1. Field
The exemplary embodiments generally relate to a method for controlling the load variations, in particular load reductions, in a gas turbine.
2. Brief Description of Related Developments
The use of gas turbines normally consisting of a multiphase compressor, in which air sucked from the outside is compressed, a combustor, in which the combustion takes place of gaseous fuel added to the compressed air, and a turbine or expander, in which the gases coming from the combustor are expanded, is known for the production of electric energy. The turbine is therefore capable of generating mechanical energy which can be exploited for driving operating machines or for charging electric generators, such as for example, one or more alternators.
A gas turbine destined for the production of electric energy must consequently be able to face sudden disconnections from the electric supply, which can be due, for example, to particular circumstances or inefficiency which can arise in the electric supply. In a situation of this kind, the turbine must be brought to an anomalous but stabile functioning condition, in which the nominal rotation regime is reached, but the alternator does not supply power (a functioning condition called “full speed no load”), until the voltage is re-established in the outside electric supply to restart the service, i.e. reconnection with the electric supply.

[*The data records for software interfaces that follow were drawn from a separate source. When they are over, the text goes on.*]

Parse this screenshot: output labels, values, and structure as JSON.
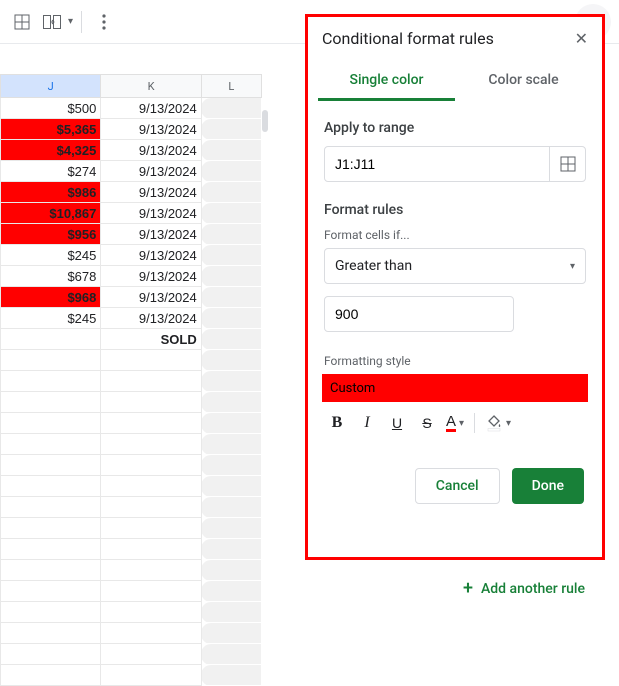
{
  "toolbar_collapsed": true,
  "columns": [
    "J",
    "K",
    "L"
  ],
  "rows": [
    {
      "j": "$500",
      "k": "9/13/2024",
      "hl": false
    },
    {
      "j": "$5,365",
      "k": "9/13/2024",
      "hl": true
    },
    {
      "j": "$4,325",
      "k": "9/13/2024",
      "hl": true
    },
    {
      "j": "$274",
      "k": "9/13/2024",
      "hl": false
    },
    {
      "j": "$986",
      "k": "9/13/2024",
      "hl": true
    },
    {
      "j": "$10,867",
      "k": "9/13/2024",
      "hl": true
    },
    {
      "j": "$956",
      "k": "9/13/2024",
      "hl": true
    },
    {
      "j": "$245",
      "k": "9/13/2024",
      "hl": false
    },
    {
      "j": "$678",
      "k": "9/13/2024",
      "hl": false
    },
    {
      "j": "$968",
      "k": "9/13/2024",
      "hl": true
    },
    {
      "j": "$245",
      "k": "9/13/2024",
      "hl": false
    }
  ],
  "sold_label": "SOLD",
  "panel": {
    "title": "Conditional format rules",
    "tabs": {
      "single": "Single color",
      "scale": "Color scale"
    },
    "apply_label": "Apply to range",
    "range": "J1:J11",
    "format_rules_label": "Format rules",
    "format_cells_if_label": "Format cells if...",
    "condition": "Greater than",
    "value": "900",
    "formatting_style_label": "Formatting style",
    "style_name": "Custom",
    "cancel": "Cancel",
    "done": "Done"
  },
  "add_rule": "Add another rule"
}
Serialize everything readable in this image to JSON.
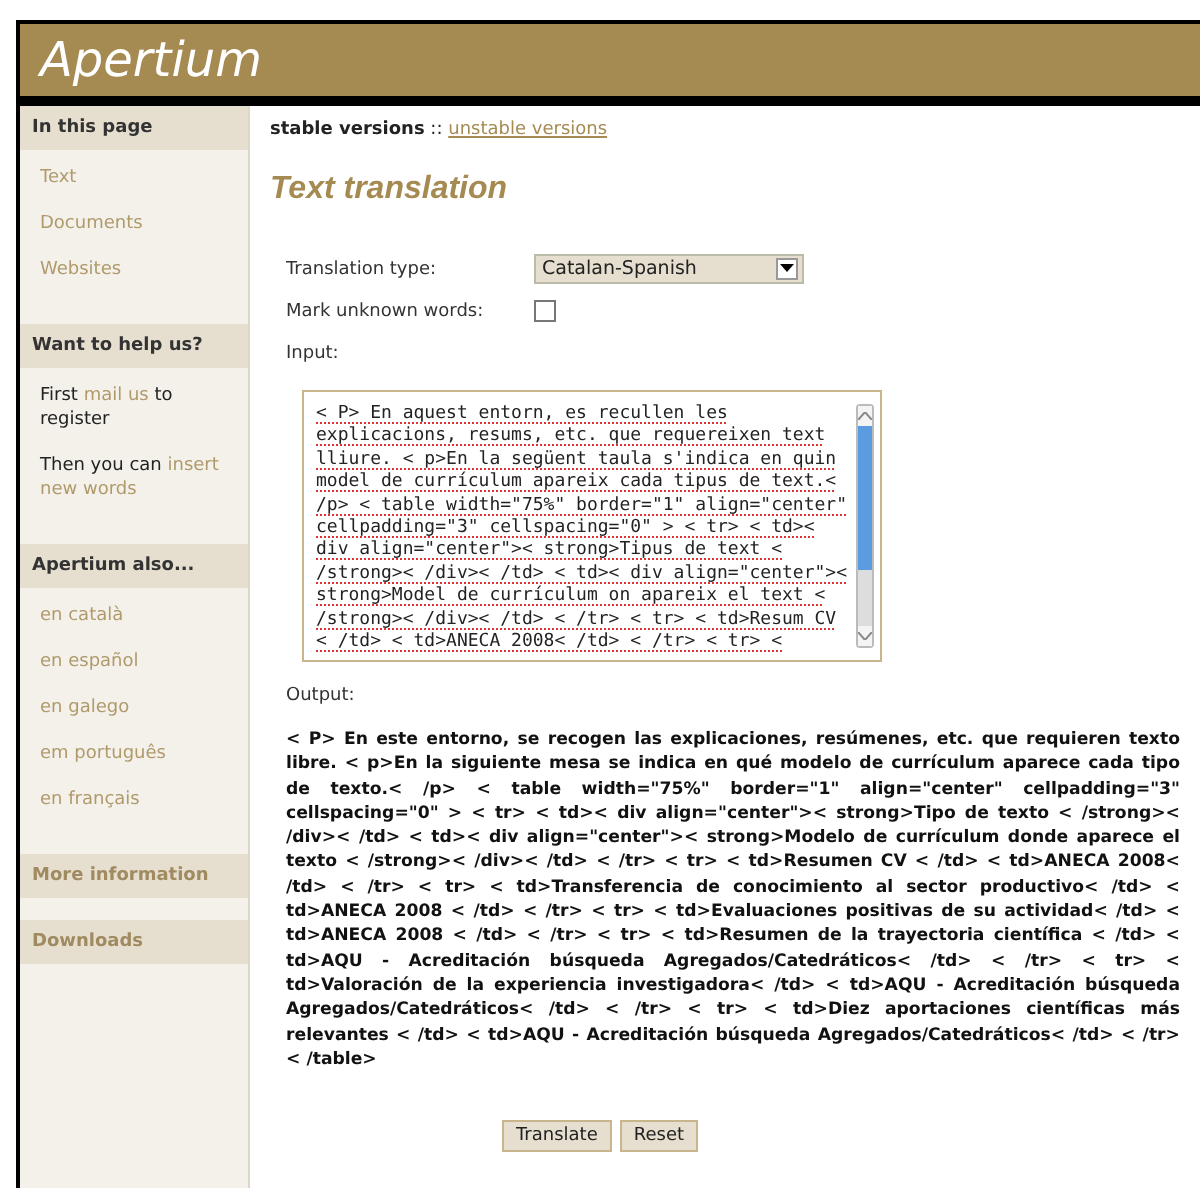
{
  "header": {
    "logo": "Apertium"
  },
  "sidebar": [
    {
      "heading": "In this page",
      "link_heading": false,
      "items": [
        [
          {
            "text": "Text",
            "link": true
          }
        ],
        [
          {
            "text": "Documents",
            "link": true
          }
        ],
        [
          {
            "text": "Websites",
            "link": true
          }
        ]
      ]
    },
    {
      "heading": "Want to help us?",
      "link_heading": false,
      "items": [
        [
          {
            "text": "First ",
            "link": false
          },
          {
            "text": "mail us",
            "link": true
          },
          {
            "text": " to register",
            "link": false
          }
        ],
        [
          {
            "text": "Then you can ",
            "link": false
          },
          {
            "text": "insert",
            "link": true
          },
          {
            "text": "new words",
            "link": true
          }
        ]
      ]
    },
    {
      "heading": "Apertium also...",
      "link_heading": false,
      "items": [
        [
          {
            "text": "en català",
            "link": true
          }
        ],
        [
          {
            "text": "en español",
            "link": true
          }
        ],
        [
          {
            "text": "en galego",
            "link": true
          }
        ],
        [
          {
            "text": "em português",
            "link": true
          }
        ],
        [
          {
            "text": "en français",
            "link": true
          }
        ]
      ]
    },
    {
      "heading": "More information",
      "link_heading": true
    },
    {
      "heading": "Downloads",
      "link_heading": true
    }
  ],
  "versions": {
    "current": "stable versions",
    "separator": "::",
    "other": "unstable versions"
  },
  "title": "Text translation",
  "form": {
    "translation_type_label": "Translation type:",
    "translation_type": "Catalan-Spanish",
    "mark_unknown_label": "Mark unknown words:",
    "mark_unknown_checked": false,
    "input_label": "Input:",
    "input_value": "< P> En aquest entorn, es recullen les\nexplicacions, resums, etc. que requereixen text\nlliure. < p>En la següent taula s'indica en quin\nmodel de currículum apareix cada tipus de text.<\n/p> < table width=\"75%\" border=\"1\" align=\"center\"\ncellpadding=\"3\" cellspacing=\"0\" > < tr> < td><\ndiv align=\"center\">< strong>Tipus de text <\n/strong>< /div>< /td> < td>< div align=\"center\"><\nstrong>Model de currículum on apareix el text <\n/strong>< /div>< /td> < /tr> < tr> < td>Resum CV\n< /td> < td>ANECA 2008< /td> < /tr> < tr> <",
    "output_label": "Output:",
    "output_text": "< P> En este entorno, se recogen las explicaciones, resúmenes, etc. que requieren texto libre. < p>En la siguiente mesa se indica en qué modelo de currículum aparece cada tipo de texto.< /p> < table width=\"75%\" border=\"1\" align=\"center\" cellpadding=\"3\" cellspacing=\"0\" > < tr> < td>< div align=\"center\">< strong>Tipo de texto < /strong>< /div>< /td> < td>< div align=\"center\">< strong>Modelo de currículum donde aparece el texto < /strong>< /div>< /td> < /tr> < tr> < td>Resumen CV < /td> < td>ANECA 2008< /td> < /tr> < tr> < td>Transferencia de conocimiento al sector productivo< /td> < td>ANECA 2008 < /td> < /tr> < tr> < td>Evaluaciones positivas de su actividad< /td> < td>ANECA 2008 < /td> < /tr> < tr> < td>Resumen de la trayectoria científica < /td> < td>AQU - Acreditación búsqueda Agregados/Catedráticos< /td> < /tr> < tr> < td>Valoración de la experiencia investigadora< /td> < td>AQU - Acreditación búsqueda Agregados/Catedráticos< /td> < /tr> < tr> < td>Diez aportaciones científicas más relevantes < /td> < td>AQU - Acreditación búsqueda Agregados/Catedráticos< /td> < /tr> < /table>",
    "buttons": [
      "Translate",
      "Reset"
    ]
  }
}
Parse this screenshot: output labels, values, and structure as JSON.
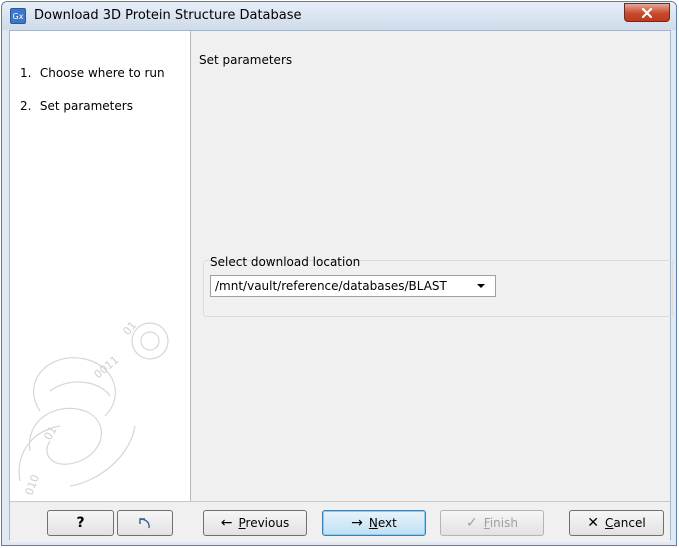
{
  "window": {
    "title": "Download 3D Protein Structure Database",
    "app_icon_text": "Gx"
  },
  "steps": [
    {
      "num": "1.",
      "label": "Choose where to run"
    },
    {
      "num": "2.",
      "label": "Set parameters"
    }
  ],
  "main": {
    "section_title": "Set parameters",
    "download_location": {
      "label": "Select download location",
      "value": "/mnt/vault/reference/databases/BLAST"
    }
  },
  "buttons": {
    "help": "?",
    "previous_first": "P",
    "previous_rest": "revious",
    "next_first": "N",
    "next_rest": "ext",
    "finish_first": "F",
    "finish_rest": "inish",
    "cancel_first": "C",
    "cancel_rest": "ancel"
  },
  "colors": {
    "title_bar": "#cfdbea",
    "close_button": "#c8492c",
    "default_button_border": "#3c7fb1"
  }
}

During this disconnection phase with the supply, a so-called “load rejection” procedure must be activated as soon as possible, to immediately reduce the power and rotation regime of the turbine to a sufficiently low value so that at least one alternator can self-charge the auxiliary services of the machine or plant to which it is connected. The load rejection procedure is particularly critical for a gas turbine of the double shaft type, as the mechanical inertia of the turbine itself is extremely low and the corrective actions for preventing reaching an excessive rotation regime must be rapid and effective.